Here are some other ideas for applying 30-day trials:
  • Give up TV. Tape all your favorite shows and save them until the end of the trial. My whole family did this once, and it was very enlightening.
  • Give up online forums, especially if you feel you’re becoming forum addicted. This will help break the addiction and give you a clearer sense of how participation actually benefits you (if at all). You can always catch up at the end of 30 days.
  • Shower/bathe/shave every day. I know YOU don’t need this one, so please pass it along to someone who does.
  • Meet someone new every day. Start up a conversation with a stranger.
  • Go out every evening. Go somewhere different each time, and do something fun — this will be a memorable month.
  • Spend 30 minutes cleaning up and organizing your home or office every day. That’s 15 hours total.
  • List something new to sell on eBay every day. Purge some of that clutter.
  • Ask someone new out on a date every day. Unless your success rate is below 3%, you’ll get at least one new date, maybe even meet your future spouse.
  • If you’re already in a relationship, give your partner a massage every day.
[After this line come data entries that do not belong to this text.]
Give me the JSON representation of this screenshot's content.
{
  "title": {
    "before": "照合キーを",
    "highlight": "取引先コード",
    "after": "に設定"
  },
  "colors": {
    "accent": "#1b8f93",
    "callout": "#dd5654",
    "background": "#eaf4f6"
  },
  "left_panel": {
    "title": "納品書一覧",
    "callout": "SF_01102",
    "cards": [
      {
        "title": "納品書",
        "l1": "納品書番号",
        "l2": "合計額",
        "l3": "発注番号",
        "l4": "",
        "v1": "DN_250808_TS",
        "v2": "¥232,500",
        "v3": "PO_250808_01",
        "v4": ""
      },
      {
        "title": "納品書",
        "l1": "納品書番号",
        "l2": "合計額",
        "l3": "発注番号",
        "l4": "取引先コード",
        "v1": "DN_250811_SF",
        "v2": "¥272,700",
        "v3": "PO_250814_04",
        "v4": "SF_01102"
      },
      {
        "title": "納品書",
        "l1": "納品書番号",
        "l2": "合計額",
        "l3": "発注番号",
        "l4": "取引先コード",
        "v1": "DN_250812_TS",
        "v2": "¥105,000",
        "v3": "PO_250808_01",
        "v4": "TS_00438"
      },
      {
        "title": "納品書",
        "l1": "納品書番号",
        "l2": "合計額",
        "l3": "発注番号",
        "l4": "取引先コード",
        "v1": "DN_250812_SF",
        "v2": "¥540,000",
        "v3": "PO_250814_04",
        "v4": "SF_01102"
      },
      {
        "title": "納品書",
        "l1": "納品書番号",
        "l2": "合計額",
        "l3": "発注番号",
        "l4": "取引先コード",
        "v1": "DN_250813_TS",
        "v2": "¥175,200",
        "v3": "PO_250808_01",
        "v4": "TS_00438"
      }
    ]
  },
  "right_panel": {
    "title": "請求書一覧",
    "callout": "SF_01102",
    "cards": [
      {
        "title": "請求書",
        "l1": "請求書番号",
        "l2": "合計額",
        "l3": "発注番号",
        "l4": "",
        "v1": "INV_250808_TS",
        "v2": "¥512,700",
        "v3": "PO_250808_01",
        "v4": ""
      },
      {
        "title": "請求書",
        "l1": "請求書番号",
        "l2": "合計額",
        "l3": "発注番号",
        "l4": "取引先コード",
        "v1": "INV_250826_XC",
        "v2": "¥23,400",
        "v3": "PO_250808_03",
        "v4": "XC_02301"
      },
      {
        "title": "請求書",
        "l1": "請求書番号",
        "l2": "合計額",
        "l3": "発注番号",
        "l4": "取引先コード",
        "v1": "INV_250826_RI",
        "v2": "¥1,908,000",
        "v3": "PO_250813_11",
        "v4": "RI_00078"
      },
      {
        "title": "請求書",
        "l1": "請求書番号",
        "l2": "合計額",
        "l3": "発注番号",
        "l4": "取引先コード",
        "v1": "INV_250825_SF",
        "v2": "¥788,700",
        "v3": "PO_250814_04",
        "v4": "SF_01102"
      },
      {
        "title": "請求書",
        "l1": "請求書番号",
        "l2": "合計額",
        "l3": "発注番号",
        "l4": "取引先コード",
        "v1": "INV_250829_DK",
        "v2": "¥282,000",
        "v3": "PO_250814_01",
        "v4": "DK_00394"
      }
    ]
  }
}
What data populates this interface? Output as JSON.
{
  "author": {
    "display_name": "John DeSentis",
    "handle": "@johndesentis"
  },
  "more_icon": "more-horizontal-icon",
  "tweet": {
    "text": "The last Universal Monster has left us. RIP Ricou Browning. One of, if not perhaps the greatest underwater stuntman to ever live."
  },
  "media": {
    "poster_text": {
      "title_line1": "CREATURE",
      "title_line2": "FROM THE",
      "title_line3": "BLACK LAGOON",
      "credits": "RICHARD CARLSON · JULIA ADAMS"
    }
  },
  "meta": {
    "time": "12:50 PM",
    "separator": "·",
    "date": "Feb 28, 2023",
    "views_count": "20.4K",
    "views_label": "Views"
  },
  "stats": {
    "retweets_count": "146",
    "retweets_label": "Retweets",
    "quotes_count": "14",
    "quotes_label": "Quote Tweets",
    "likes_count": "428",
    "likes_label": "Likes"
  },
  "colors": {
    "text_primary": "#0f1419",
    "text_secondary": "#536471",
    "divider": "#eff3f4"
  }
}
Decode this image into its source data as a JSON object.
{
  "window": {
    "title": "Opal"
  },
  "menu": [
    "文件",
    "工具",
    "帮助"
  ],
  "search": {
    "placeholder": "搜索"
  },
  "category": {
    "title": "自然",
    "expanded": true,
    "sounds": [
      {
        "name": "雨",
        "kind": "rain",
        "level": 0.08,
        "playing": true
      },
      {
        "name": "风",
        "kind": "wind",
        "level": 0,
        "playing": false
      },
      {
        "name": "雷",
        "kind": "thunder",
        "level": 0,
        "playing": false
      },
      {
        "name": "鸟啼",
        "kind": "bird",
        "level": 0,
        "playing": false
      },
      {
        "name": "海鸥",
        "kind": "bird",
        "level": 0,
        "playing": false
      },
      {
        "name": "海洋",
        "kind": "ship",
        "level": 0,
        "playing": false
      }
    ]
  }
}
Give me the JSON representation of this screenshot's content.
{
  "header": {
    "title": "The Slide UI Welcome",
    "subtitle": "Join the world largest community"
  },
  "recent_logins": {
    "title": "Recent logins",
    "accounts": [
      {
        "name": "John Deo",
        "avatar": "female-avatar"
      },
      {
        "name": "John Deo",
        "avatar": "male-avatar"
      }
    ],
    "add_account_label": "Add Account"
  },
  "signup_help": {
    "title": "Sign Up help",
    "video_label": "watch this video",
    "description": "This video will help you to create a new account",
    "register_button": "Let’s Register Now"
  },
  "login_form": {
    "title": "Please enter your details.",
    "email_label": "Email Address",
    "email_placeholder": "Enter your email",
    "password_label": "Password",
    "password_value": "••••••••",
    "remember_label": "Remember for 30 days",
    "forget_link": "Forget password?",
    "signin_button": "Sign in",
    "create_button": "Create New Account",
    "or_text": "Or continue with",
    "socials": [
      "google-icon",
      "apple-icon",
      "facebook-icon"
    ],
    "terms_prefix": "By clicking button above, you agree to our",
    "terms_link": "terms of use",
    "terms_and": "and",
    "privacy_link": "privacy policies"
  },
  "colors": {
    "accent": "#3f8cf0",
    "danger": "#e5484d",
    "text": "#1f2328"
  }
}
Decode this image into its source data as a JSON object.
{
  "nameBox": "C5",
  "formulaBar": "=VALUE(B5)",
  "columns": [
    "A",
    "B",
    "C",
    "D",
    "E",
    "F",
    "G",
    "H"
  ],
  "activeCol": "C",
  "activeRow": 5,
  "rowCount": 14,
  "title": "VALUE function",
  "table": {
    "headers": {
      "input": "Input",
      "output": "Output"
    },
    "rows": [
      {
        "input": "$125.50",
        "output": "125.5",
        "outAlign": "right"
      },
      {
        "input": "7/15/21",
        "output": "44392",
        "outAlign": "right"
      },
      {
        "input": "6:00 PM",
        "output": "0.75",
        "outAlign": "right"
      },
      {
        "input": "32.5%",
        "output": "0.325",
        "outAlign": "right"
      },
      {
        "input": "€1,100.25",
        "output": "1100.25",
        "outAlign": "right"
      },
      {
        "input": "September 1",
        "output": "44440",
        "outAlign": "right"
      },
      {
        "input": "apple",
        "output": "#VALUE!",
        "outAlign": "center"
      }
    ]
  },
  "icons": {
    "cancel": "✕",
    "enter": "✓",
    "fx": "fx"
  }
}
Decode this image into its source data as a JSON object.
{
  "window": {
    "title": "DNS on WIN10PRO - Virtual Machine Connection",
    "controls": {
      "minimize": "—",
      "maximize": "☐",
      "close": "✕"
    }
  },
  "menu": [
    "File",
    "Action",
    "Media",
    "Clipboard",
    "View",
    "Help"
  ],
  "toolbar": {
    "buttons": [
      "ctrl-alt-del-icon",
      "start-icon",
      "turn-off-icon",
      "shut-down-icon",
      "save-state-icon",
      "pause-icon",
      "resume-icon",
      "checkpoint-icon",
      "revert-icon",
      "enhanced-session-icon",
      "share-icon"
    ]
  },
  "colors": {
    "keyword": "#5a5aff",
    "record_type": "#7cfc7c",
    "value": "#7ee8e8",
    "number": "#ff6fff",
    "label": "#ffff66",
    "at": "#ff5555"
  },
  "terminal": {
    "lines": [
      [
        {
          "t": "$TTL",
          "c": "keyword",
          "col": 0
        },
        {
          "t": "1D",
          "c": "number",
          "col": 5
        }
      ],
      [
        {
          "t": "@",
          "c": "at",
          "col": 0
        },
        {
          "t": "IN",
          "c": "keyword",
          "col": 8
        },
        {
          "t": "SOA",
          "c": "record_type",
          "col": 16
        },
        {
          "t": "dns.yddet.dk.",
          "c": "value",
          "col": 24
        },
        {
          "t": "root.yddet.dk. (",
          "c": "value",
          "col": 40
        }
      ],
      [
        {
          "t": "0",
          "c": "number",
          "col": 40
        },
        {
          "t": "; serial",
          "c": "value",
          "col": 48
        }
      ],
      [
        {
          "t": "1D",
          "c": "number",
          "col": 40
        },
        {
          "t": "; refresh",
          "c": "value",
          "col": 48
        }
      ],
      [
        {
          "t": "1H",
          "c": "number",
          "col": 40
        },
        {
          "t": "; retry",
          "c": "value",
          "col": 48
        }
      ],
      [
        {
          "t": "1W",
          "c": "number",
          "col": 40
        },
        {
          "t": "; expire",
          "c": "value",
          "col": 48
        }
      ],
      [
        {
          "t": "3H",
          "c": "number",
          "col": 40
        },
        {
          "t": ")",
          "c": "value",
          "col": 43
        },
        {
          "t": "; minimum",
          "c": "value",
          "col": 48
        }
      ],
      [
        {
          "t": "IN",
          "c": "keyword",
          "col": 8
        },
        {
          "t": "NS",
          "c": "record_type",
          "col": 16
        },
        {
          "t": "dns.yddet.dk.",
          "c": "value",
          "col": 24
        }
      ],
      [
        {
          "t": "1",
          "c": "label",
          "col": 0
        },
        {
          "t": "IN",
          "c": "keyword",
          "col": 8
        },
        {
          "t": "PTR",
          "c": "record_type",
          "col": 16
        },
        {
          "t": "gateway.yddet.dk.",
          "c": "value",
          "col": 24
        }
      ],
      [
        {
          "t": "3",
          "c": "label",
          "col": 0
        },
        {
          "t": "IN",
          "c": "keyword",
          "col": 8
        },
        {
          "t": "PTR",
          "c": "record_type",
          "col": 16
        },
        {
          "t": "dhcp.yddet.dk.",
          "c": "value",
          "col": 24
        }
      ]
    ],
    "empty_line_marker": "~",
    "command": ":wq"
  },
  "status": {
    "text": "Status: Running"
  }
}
Or offer to alternate who gives the massage each day, so that’s 15 massages each.
  • Give up cigarettes, soda, junk food, coffee, or other unhealthy addictions.
  • Become an early riser.
  • Write in your journal every day.
  • Call a different family member, friend, or business contact every day.
  • Make 25 sales calls every day to solicit new business. Professional speaker Mike Ferry did this five days a week for two years, even on days when he was giving seminars. He credits this habit with helping build his business to over $10 million in annual sales. If you make 1300 sales calls a year, you’re going to get some decent business no matter how bad your sales skills are. You can generalize this habit to any kind of marketing work, like building new links to your web site.
  • Write a new blog entry every day.
  • Read for an hour a day on a subject that interests you.
  • Meditate every day.
  • Learn a new vocabulary word every day.
  • Go for a long walk every day.
Again, don’t think that you need to continue any of these habits beyond 30 days. Think of the benefits you’ll gain from those 30 days alone. You can re-assess after the trial period. You’re certain to grow just from the experience, even if it’s temporary.

The power of this approach lies in its simplicity. Even though doing a certain activity every single day may be less efficient than following a more complicated schedule — weight training is a good example because adequate rest is a key component — you’ll often be more likely to stick with the daily habit. When you commit to doing something every single day without exception, you can’t rationalize or justify missing a day, nor can you promise to make it up later by reshuffling your schedule.